Christiane TaubiraDeux Twittos homophobes rattrapés par la Justice

Par Julie Baret le 12/01/2017
tweets homophobes Ian Brossat

L'anonymat du web n'est pas synonyme d'impunité. Un homme et une femme risquent plusieurs mois de prison avec sursis pour des tweets homophobes adressés à Ian Brossat, un élu parisien.

tweets homophobes Ian Brossat
Crédit photo Ian Brossat/Facebook

"Je porte plainte pour les centaines d'anonymes qui, sur les réseaux sociaux, ont reçu le même genre d'insultes et n'ont pas souhaité réagir" indiquait Ian Brossat à L'Obs en avril 2015. L'adjoint PCF au Logement à la mairie de Paris, également élu du 18e arrondissement, venait de recevoir une énième salve d'insultes à caractère homophobe. Celles-ci lui étaient nommément adressées sur Twitter, par des comptes parfaitement anonymes :

Tu te fais enfiler comme un clebs, tu te crois normal sale mysogine ? Pas de respect pour ces choses indiforme [sic.], non humaine, 2 cerveaux dans le calbard… Jlaisse pas le pouvoir aux chiens. Elu pd pouvoir danger. Le jour où jte plie ta seule gueule de petite trainée, c’est avec mes mains.

Ian Brossat décide alors de déposer une plainte "car derrière les mots, il y a des gestes. On ne peut pas banaliser les insultes reçues sur les réseaux sociaux lorsqu'on sait que les agressions physiques sont également monnaie courante". Depuis, les comptes orduriers ont été supprimés, les auteurs des insultes ont été identifiés et mis en examen : il s'agit d'un homme de 36 ans, ancien cadre bancaire, et d'une femme habitant le 18e arrondissement parisien, Christian et Nadia. Près de deux ans plus tard, ils comparaissent devant la justice. Le procès a débuté hier après-midi devant la 17e chambre du tribunal correctionnel de Paris. Seul Christian était présent; Nadia est actuellement en prison pour harcèlement téléphonique et menaces de mort dans une autre affaire.
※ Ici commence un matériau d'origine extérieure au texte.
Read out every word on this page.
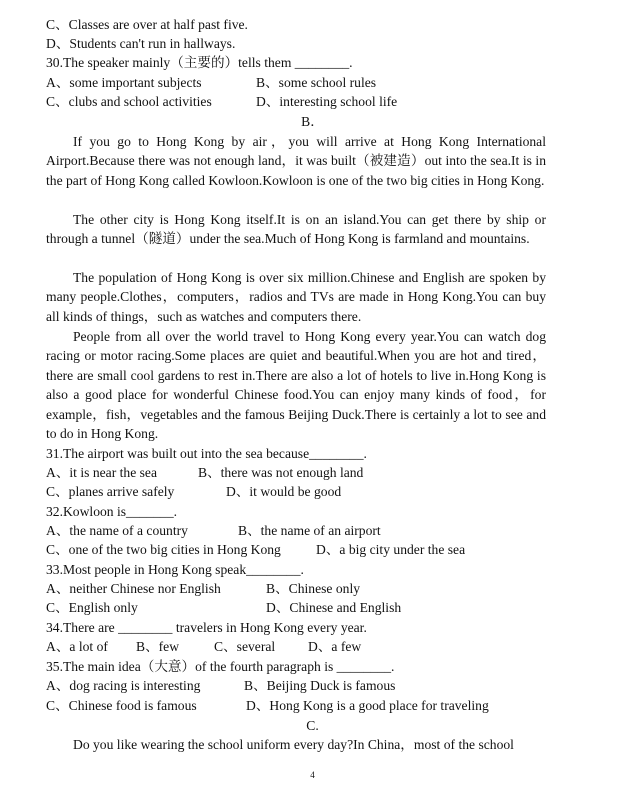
C、Classes are over at half past five.
D、Students can't run in hallways.
30.The speaker mainly（主要的）tells them ________.
A、some important subjects	B、some school rules
C、clubs and school activities	D、interesting school life
B．
If you go to Hong Kong by air，you will arrive at Hong Kong International Airport.Because there was not enough land，it was built（被建造）out into the sea.It is in the part of Hong Kong called Kowloon.Kowloon is one of the two big cities in Hong Kong.
The other city is Hong Kong itself.It is on an island.You can get there by ship or through a tunnel（隧道）under the sea.Much of Hong Kong is farmland and mountains.
The population of Hong Kong is over six million.Chinese and English are spoken by many people.Clothes，computers，radios and TVs are made in Hong Kong.You can buy all kinds of things，such as watches and computers there.
People from all over the world travel to Hong Kong every year.You can watch dog racing or motor racing.Some places are quiet and beautiful.When you are hot and tired，there are small cool gardens to rest in.There are also a lot of hotels to live in.Hong Kong is also a good place for wonderful Chinese food.You can enjoy many kinds of food，for example，fish，vegetables and the famous Beijing Duck.There is certainly a lot to see and to do in Hong Kong.
31.The airport was built out into the sea because________.
A、it is near the sea	B、there was not enough land
C、planes arrive safely	D、it would be good
32.Kowloon is_______.
A、the name of a country	B、the name of an airport
C、one of the two big cities in Hong Kong	D、a big city under the sea
33.Most people in Hong Kong speak________.
A、neither Chinese nor English	B、Chinese only
C、English only	D、Chinese and English
34.There are ________ travelers in Hong Kong every year.
A、a lot of B、few	C、several D、a few
35.The main idea（大意）of the fourth paragraph is ________.
A、dog racing is interesting	B、Beijing Duck is famous
C、Chinese food is famous	D、Hong Kong is a good place for traveling
C.
Do you like wearing the school uniform every day?In China，most of the school
4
C'est pas ma faute à moi...

Délesté de son pseudo et de son écran, Christian avait perdu tout le mordant qu'il affichait dans ses tweets crus et agressifs. Le Parisien décrit un homme mal assuré et bredouillant. "J'étais mal réveillé" aurait-il tenté d'expliquer la tête baissée à l'audience, sans conviction. "Je plaide la bêtise et l'immaturité" puis "bon alors juste la bêtise" dit-il en niant toute homophobie, et en justifiant ses tweets par son opposition à l'inauguration de HLM dans le XVIème arrondissement portée par Ian Brossat. "Aucun rapport" rétorque cependant la présidente. Son avocate a également insisté sur l'immaturité de son client qu'elle qualifie de "légèrement simplet" en pleine dépression. Par le passé, l'homme a déjà été poursuivi pour injure à l'encontre de Christiane Taubira, et avait récolté un stage de citoyenneté au Mémorial de la Shoah.
Nadia, absente à l'audience, avait expliqué qu'elle voulait "faire réagir" Ian Brossat car elle le trouvait "arrogant". Mais pour le procureur de la République, "ces tweets n'ont rien à voir avec une envie de débattre. C'est juste un déferlement de haine."
L'accusation retenue contre les deux prévenus est l'injure publique en raison de l'orientation sexuelle; le parquet requiert deux et trois mois de prison contre Christian et Nadia. Le jugement sera rendu le 22 février. Ian Brossat espère que la sanction aura "une vertu pédagogique" et que le procès sera "utile" pour encourager ceux qui souffrent en silence de porter plainte à leur tour. Car la lutte contre l'homophobie "passe aussi par des condamnations au tribunal".